Yesterday saw less traffic than the previous day, but I didn't expect anywhere near 100 hits again. I'm really unsure of what went on there. I suppose that it could have been some class somewhere looking at various pages and finding mine and using it for as some sort of example. What they could possibly find I don't know but hey it's more hits here and more people reading what they've seen.
This as has been stated all along isn't about what others think, though at times I've asked for that, it's about me being able to express my emotions and moods, in a form that I can't possibly express to anyone else. Right now, the tablets that I've been using are certainly helping me, and though I could go for ages writing about how good I am, or how I feel over this that and the other, it would be pointless in terms of using my gut emotions to propell what I'm writing. Deep inside the pain that was my depression has dispersed and I'm feeling on a much more even keel. I guess that by sorting out the initial problem has helped, but that I fear was just the key, which switched the engine on.
My life is a lot more even than I would care to admit to myself I think. I do much the same things week in week out and my current mood isn't bad. How much of that will alter if or when I come off the AD's I don't know, but certainly right now I'm feeling rather chipper. That in itself is unique for me, but it's perhaps not the chipper that most people will contend with, I accept that for me it's possibly lesser, and that's down to self confidence and how I perceive myself. That I hope may be addressed next week, when I go on a course designed to improve my own self confidence build up my self esteem.

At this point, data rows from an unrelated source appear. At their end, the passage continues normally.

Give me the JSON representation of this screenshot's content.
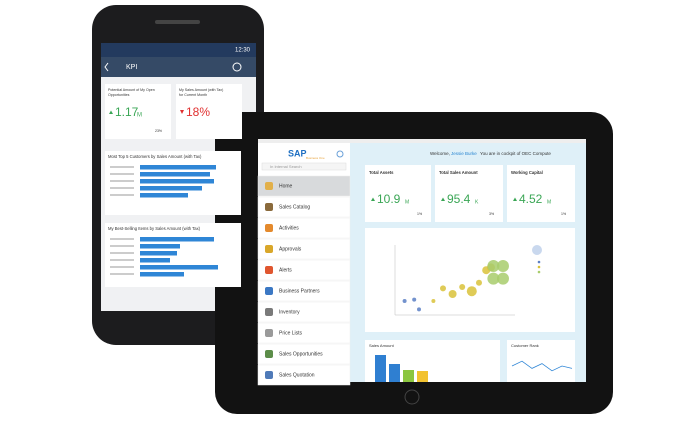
{
  "phone": {
    "status_time": "12:30",
    "header": "KPI",
    "kpis": [
      {
        "label1": "Potential Amount of My Open",
        "label2": "Opportunities",
        "value": "1.17",
        "unit": "M",
        "change": "23%"
      },
      {
        "label1": "My Sales Amount (with Tax)",
        "label2": "for Current Month",
        "value": "18%"
      }
    ],
    "charts": [
      {
        "title": "Most Top 5 Customers by Sales Amount (with Tax)",
        "values": [
          76,
          70,
          74,
          62,
          48
        ],
        "xlim": [
          0,
          80
        ]
      },
      {
        "title": "My Best-Selling Items by Sales Amount (with Tax)",
        "values": [
          74,
          40,
          37,
          30,
          78,
          44
        ],
        "xlim": [
          0,
          80
        ]
      }
    ]
  },
  "tablet": {
    "logo": "SAP",
    "logo_sub": "Business One",
    "search": "In Internal Search",
    "welcome": "Welcome,",
    "user": "Jessie Burke",
    "welcome_rest": "You are in cockpit of OEC Compute",
    "menu": [
      "Home",
      "Sales Catalog",
      "Activities",
      "Approvals",
      "Alerts",
      "Business Partners",
      "Inventory",
      "Price Lists",
      "Sales Opportunities",
      "Sales Quotation"
    ],
    "kpis": [
      {
        "label": "Total Assets",
        "value": "10.9",
        "unit": "M",
        "change": "1%"
      },
      {
        "label": "Total Sales Amount",
        "value": "95.4",
        "unit": "K",
        "change": "3%"
      },
      {
        "label": "Working Capital",
        "value": "4.52",
        "unit": "M",
        "change": "1%"
      }
    ],
    "scatter": {
      "xlim": [
        0,
        10
      ],
      "ylim": [
        0,
        10
      ],
      "series": [
        {
          "color": "#5b7fc4",
          "x": [
            0.8,
            1.6,
            2.0
          ],
          "y": [
            2.0,
            2.2,
            0.8
          ],
          "size": [
            2,
            2,
            2
          ]
        },
        {
          "color": "#d9c23a",
          "x": [
            3.2,
            4.0,
            4.8,
            5.6,
            6.4,
            7.0,
            7.6,
            8.0
          ],
          "y": [
            2.0,
            3.8,
            3.0,
            4.0,
            3.4,
            4.6,
            6.4,
            6.8
          ],
          "size": [
            2,
            3,
            4,
            3,
            5,
            3,
            4,
            4
          ]
        },
        {
          "color": "#a8cc6c",
          "x": [
            8.2,
            9.0,
            8.2,
            9.0
          ],
          "y": [
            7.0,
            7.0,
            5.2,
            5.2
          ],
          "size": [
            6,
            6,
            6,
            6
          ]
        }
      ]
    },
    "sales": {
      "title": "Sales Amount",
      "values": [
        27,
        18,
        12,
        11
      ],
      "colors": [
        "#2f7fd1",
        "#2f7fd1",
        "#8cc63f",
        "#f2c230"
      ],
      "ylim": [
        0,
        30
      ]
    },
    "customer_rank": {
      "title": "Customer Rank",
      "values": [
        5,
        7,
        4,
        6,
        3,
        5,
        4
      ],
      "ylim": [
        0,
        10
      ]
    }
  }
}
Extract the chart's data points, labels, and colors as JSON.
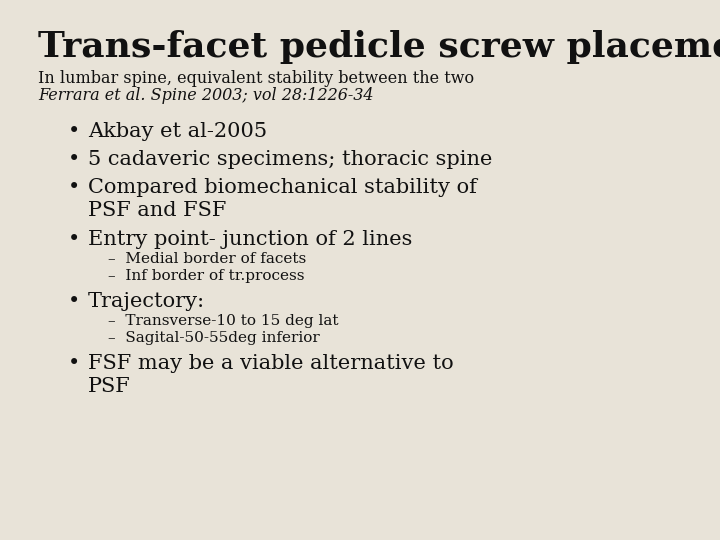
{
  "background_color": "#e8e3d8",
  "title": "Trans-facet pedicle screw placement",
  "subtitle_line1": "In lumbar spine, equivalent stability between the two",
  "subtitle_line2": "Ferrara et al. Spine 2003; vol 28:1226-34",
  "title_fontsize": 26,
  "subtitle1_fontsize": 11.5,
  "subtitle2_fontsize": 11.5,
  "bullet_fontsize": 15,
  "sub_bullet_fontsize": 11,
  "text_color": "#111111",
  "bullets": [
    "Akbay et al-2005",
    "5 cadaveric specimens; thoracic spine",
    "Compared biomechanical stability of\nPSF and FSF",
    "Entry point- junction of 2 lines",
    "Trajectory:",
    "FSF may be a viable alternative to\nPSF"
  ],
  "sub_bullets_entry": [
    "–  Medial border of facets",
    "–  Inf border of tr.process"
  ],
  "sub_bullets_trajectory": [
    "–  Transverse-10 to 15 deg lat",
    "–  Sagital-50-55deg inferior"
  ]
}
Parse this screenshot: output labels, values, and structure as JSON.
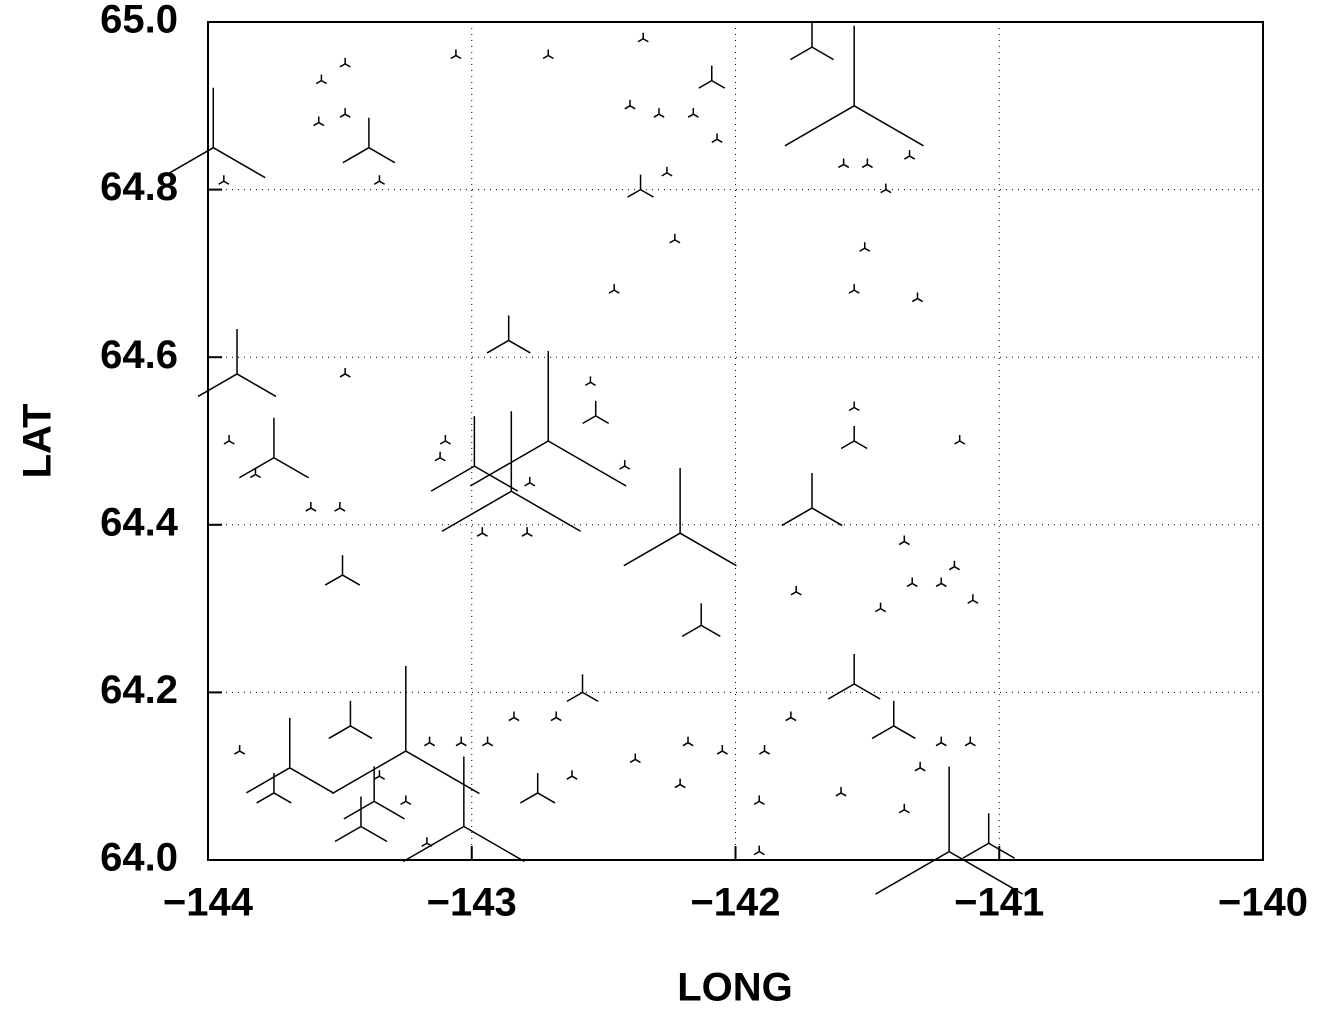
{
  "chart_data": {
    "type": "scatter",
    "x_label": "LONG",
    "y_label": "LAT",
    "x": [
      -143.98,
      -143.89,
      -141.55,
      -141.71,
      -142.21,
      -142.71,
      -142.85,
      -142.99,
      -143.25,
      -143.03,
      -141.19,
      -143.69,
      -143.39,
      -142.86,
      -143.75,
      -142.13,
      -141.55,
      -141.4,
      -141.71,
      -143.46,
      -141.04,
      -143.49,
      -142.09,
      -142.53,
      -141.55,
      -142.36,
      -142.75,
      -142.58,
      -143.75,
      -143.42,
      -143.37,
      -143.57,
      -143.48,
      -143.58,
      -143.48,
      -143.35,
      -143.94,
      -143.48,
      -143.5,
      -143.61,
      -143.92,
      -143.82,
      -143.1,
      -142.96,
      -142.79,
      -143.06,
      -142.71,
      -142.35,
      -142.4,
      -142.26,
      -142.23,
      -142.46,
      -142.29,
      -142.16,
      -142.07,
      -141.59,
      -141.5,
      -141.43,
      -141.34,
      -141.55,
      -141.31,
      -141.15,
      -141.36,
      -141.33,
      -141.22,
      -141.17,
      -141.1,
      -141.45,
      -141.77,
      -141.79,
      -141.89,
      -142.05,
      -142.18,
      -142.38,
      -142.84,
      -142.94,
      -143.04,
      -143.16,
      -143.25,
      -143.35,
      -143.88,
      -143.17,
      -142.68,
      -142.42,
      -143.12,
      -142.78,
      -141.36,
      -141.3,
      -141.22,
      -141.11,
      -141.55,
      -141.51,
      -141.91,
      -142.21,
      -141.6,
      -141.91,
      -142.62,
      -142.55
    ],
    "y": [
      64.85,
      64.58,
      64.9,
      64.42,
      64.39,
      64.5,
      64.44,
      64.47,
      64.13,
      64.04,
      64.01,
      64.11,
      64.85,
      64.62,
      64.48,
      64.28,
      64.21,
      64.16,
      64.97,
      64.16,
      64.02,
      64.34,
      64.93,
      64.53,
      64.5,
      64.8,
      64.08,
      64.2,
      64.08,
      64.04,
      64.07,
      64.93,
      64.95,
      64.88,
      64.89,
      64.81,
      64.81,
      64.58,
      64.42,
      64.42,
      64.5,
      64.46,
      64.5,
      64.39,
      64.39,
      64.96,
      64.96,
      64.98,
      64.9,
      64.82,
      64.74,
      64.68,
      64.89,
      64.89,
      64.86,
      64.83,
      64.83,
      64.8,
      64.84,
      64.68,
      64.67,
      64.5,
      64.38,
      64.33,
      64.33,
      64.35,
      64.31,
      64.3,
      64.32,
      64.17,
      64.13,
      64.13,
      64.14,
      64.12,
      64.17,
      64.14,
      64.14,
      64.14,
      64.07,
      64.1,
      64.13,
      64.02,
      64.17,
      64.47,
      64.48,
      64.45,
      64.06,
      64.11,
      64.14,
      64.14,
      64.54,
      64.73,
      64.07,
      64.09,
      64.08,
      64.01,
      64.1,
      64.57
    ],
    "sizes": [
      6,
      4.5,
      8,
      3.5,
      6.5,
      9,
      8,
      5,
      8.5,
      7,
      8.5,
      5,
      3,
      2.5,
      4,
      2.2,
      3,
      2.5,
      2.5,
      2.5,
      3,
      2,
      1.5,
      1.5,
      1.5,
      1.5,
      2,
      1.8,
      2,
      3,
      3.5,
      0.6,
      0.6,
      0.6,
      0.6,
      0.6,
      0.6,
      0.6,
      0.6,
      0.6,
      0.6,
      0.6,
      0.6,
      0.6,
      0.6,
      0.6,
      0.6,
      0.6,
      0.6,
      0.6,
      0.6,
      0.6,
      0.6,
      0.6,
      0.6,
      0.6,
      0.6,
      0.6,
      0.6,
      0.6,
      0.6,
      0.6,
      0.6,
      0.6,
      0.6,
      0.6,
      0.6,
      0.6,
      0.6,
      0.6,
      0.6,
      0.6,
      0.6,
      0.6,
      0.6,
      0.6,
      0.6,
      0.6,
      0.6,
      0.6,
      0.6,
      0.6,
      0.6,
      0.6,
      0.6,
      0.6,
      0.6,
      0.6,
      0.6,
      0.6,
      0.6,
      0.6,
      0.6,
      0.6,
      0.6,
      0.6,
      0.6,
      0.6
    ],
    "color": "#000000",
    "xlim": [
      -144,
      -140
    ],
    "xticks": [
      {
        "value": -144,
        "label": "−144"
      },
      {
        "value": -143,
        "label": "−143"
      },
      {
        "value": -142,
        "label": "−142"
      },
      {
        "value": -141,
        "label": "−141"
      },
      {
        "value": -140,
        "label": "−140"
      }
    ],
    "ylim": [
      64,
      65
    ],
    "yticks": [
      {
        "value": 64,
        "label": "64.0"
      },
      64.2,
      64.4,
      64.6,
      64.8,
      {
        "value": 65,
        "label": "65.0"
      }
    ],
    "grid": true
  }
}
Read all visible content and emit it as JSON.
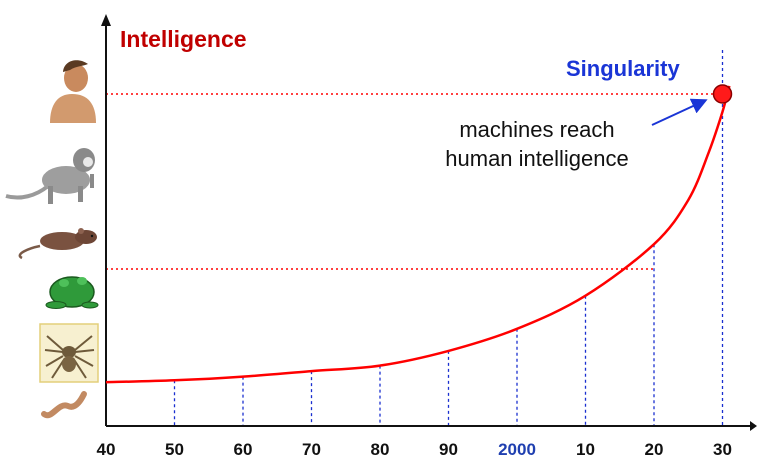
{
  "chart_data": {
    "type": "line",
    "title": "",
    "ylabel": "Intelligence",
    "xlabel": "",
    "x_tick_labels": [
      "40",
      "50",
      "60",
      "70",
      "80",
      "90",
      "2000",
      "10",
      "20",
      "30"
    ],
    "highlighted_tick": "2000",
    "series": [
      {
        "x": [
          1940,
          1950,
          1960,
          1970,
          1980,
          1990,
          2000,
          2010,
          2020,
          2025,
          2028,
          2030,
          2031
        ],
        "y": [
          0.05,
          0.1,
          0.2,
          0.35,
          0.5,
          0.9,
          1.5,
          2.4,
          3.8,
          5.0,
          6.3,
          7.4,
          8.1
        ]
      }
    ],
    "y_levels": [
      "worm",
      "spider",
      "frog",
      "rodent",
      "monkey",
      "human"
    ],
    "reference_lines": [
      {
        "level": "frog",
        "x_end": 2020
      },
      {
        "level": "human",
        "x_end": 2030
      }
    ],
    "singularity": {
      "label": "Singularity",
      "x": 2030,
      "level": "human"
    },
    "annotation": {
      "line1": "machines reach",
      "line2": "human intelligence"
    },
    "colors": {
      "curve": "#ff0000",
      "ylabel": "#c00000",
      "singularity": "#1a35d6",
      "drop_lines": "#1a2fd0",
      "highlight_tick": "#1f3fb0",
      "axis": "#111111"
    }
  }
}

That is something that I have never had and it's something that I could do with. Though circumstances have never been with me on those, and some of you can possibly understand why. My history has many a cause and consequence on how I live my life, and it certainly effects my self confidence and esteem. Yet, the one thing that is really odd, is once I feel comfortable within a group or in a situation, you'll probably find it very hard to tell that I'm shy and very low in terms of confidence and esteem. I'm a duel edged sword in many ways.